I few months ago I was preparing a lecture for Bible class at school. We were in the minor prophets, and I was listing some attributes of God’s love. “Unconditional,” I jotted down. Then I ran a quick search in Accordance to find a good reference to put with that word.
I couldn’t find one. Not a single verse in the Bible said that God’s love was unconditional. Instead, I found this one in 2 Samuel 7:15:
but my steadfast love will not depart from him, as I took it from Saul, whom I put away from before you.
I was familiar with the story of Saul. He was commanded by God to annihilate the Amalekites, leaving no person or animal alive. But he disobeyed, bringing back Agag and the best of the flocks. So God removed His love from Saul. Which must mean that God’s love is not unconditional. Saul failed to meet the condition of God’s love—honoring God’s Word—and God’s love was removed from him.
I did a Google search on the question “Is God’s love unconditional?” and discovered that I was not the first to ask this question. One writer said the phrase “unconditional love” was popularized by the hippies. To them, unconditional love was a love that didn’t ask for any commitment. Think free sex.
That didn’t quite sound like God’s love.
And yet to say that God’s love is conditional seemed heretical. I can never earn God’s love. I can never deserve it. It is vast and it is freely given.
I decided to say that God’s love is “undeserved.” Romans 5:6-8 states this clearly:
For while we were still weak, at the right time Christ died for the ungodly. For one will scarcely die for a righteous person—though perhaps for a good person one would dare even to die—but God shows his love for us in that while we were still sinners, Christ died for us.
This little incident underscored for me again the importance of word choice in my writing and speaking, especially when I’m endeavoring to communicate truths from the Bible. Saying God’s love is unconditional gives the impression that no matter how we respond to God, God will still love us and we’ll end up in Heaven. That’s heresy. Saying His love is undeserved does not give that false impression.
When I attended Ellerslie a couple years ago, I was really blessed and challenged by the way that Eric Ludy often chose the Bible’s own words as he expounded on the concepts in the Bible. He even used the Greek or Hebrew words sometimes. This served two powerful purposes: It guarded against the subtle error that tends to creep in when we choose our own words with their own connotations, and it made the Bible come alive to me in new ways as I read it and understood the terms that Paul and other writers use to describe the Christian walk. Phrases like “in Christ” and words like “flesh” suddenly had much deeper meaning for me.
Eric’s use of the Hebrew and Greek words also added new dimensions of meaning to his expositions of the Bible. For example, the original Greek word translated “patience” in the KJV actually has the idea of endurance.
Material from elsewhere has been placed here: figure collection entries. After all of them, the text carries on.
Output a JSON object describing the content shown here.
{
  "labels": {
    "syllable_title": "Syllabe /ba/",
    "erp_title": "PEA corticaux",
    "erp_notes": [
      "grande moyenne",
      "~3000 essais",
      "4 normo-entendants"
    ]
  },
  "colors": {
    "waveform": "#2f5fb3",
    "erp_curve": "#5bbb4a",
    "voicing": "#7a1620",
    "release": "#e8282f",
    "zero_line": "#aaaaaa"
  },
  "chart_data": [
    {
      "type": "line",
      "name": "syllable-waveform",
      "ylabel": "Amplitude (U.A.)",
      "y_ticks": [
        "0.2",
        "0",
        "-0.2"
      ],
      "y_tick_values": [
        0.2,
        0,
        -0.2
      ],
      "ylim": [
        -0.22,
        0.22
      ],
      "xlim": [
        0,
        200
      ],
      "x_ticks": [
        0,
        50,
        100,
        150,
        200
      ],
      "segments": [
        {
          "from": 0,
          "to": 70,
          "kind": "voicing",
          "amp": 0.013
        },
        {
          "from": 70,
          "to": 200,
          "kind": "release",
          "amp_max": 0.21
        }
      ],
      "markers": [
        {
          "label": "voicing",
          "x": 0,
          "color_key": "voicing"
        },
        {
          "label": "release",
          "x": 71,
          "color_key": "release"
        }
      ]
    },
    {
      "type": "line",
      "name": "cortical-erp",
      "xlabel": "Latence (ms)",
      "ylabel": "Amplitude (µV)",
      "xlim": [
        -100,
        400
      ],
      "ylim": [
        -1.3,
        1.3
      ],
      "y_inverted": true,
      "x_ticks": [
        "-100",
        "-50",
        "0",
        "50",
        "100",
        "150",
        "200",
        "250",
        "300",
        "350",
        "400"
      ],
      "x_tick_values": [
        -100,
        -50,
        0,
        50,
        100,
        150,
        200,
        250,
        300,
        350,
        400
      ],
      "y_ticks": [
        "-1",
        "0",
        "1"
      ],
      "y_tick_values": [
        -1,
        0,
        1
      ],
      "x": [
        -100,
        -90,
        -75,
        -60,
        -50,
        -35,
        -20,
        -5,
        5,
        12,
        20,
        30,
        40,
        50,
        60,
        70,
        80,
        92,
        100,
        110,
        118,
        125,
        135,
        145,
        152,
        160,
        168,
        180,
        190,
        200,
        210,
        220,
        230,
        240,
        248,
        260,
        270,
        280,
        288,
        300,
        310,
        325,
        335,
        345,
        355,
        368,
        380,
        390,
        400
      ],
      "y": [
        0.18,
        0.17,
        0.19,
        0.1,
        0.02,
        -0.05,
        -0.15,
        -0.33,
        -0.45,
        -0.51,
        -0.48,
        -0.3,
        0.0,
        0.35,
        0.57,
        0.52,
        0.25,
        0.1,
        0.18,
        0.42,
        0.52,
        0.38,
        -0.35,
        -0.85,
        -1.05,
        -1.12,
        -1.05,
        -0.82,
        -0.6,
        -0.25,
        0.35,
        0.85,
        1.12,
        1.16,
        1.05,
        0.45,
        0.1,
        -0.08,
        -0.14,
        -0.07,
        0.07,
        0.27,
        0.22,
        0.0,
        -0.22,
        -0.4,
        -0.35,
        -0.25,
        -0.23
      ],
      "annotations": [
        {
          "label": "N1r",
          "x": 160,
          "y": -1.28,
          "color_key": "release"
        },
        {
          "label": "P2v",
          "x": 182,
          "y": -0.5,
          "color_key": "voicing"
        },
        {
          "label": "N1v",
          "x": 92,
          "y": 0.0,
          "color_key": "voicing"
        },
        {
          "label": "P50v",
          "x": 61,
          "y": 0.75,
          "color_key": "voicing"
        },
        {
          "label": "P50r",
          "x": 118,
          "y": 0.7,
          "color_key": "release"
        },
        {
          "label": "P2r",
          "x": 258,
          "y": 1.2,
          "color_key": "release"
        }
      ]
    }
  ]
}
To run the race with patience (Heb. 12) does not just mean running it without whining—it means running it with perseverance and determination.
Sometimes words and phrases the Bible does not use become so deeply ingrained in our church culture that we don’t even notice they’re not in the Bible. Take the statement that we are saved by “faith alone.” My dad did a search for that phrase in the Bible and noticed it appears once, in James 2:24:
You see that a person is justified by works and not by faith alone.
Interesting. And yet many a pastor will preach with conviction that we are saved by “faith alone.”
So don’t underestimate the power of a word. Especially when expounding on the Bible, stick as closely as you can to the original terminology. And be wary anytime of the connotations words carry.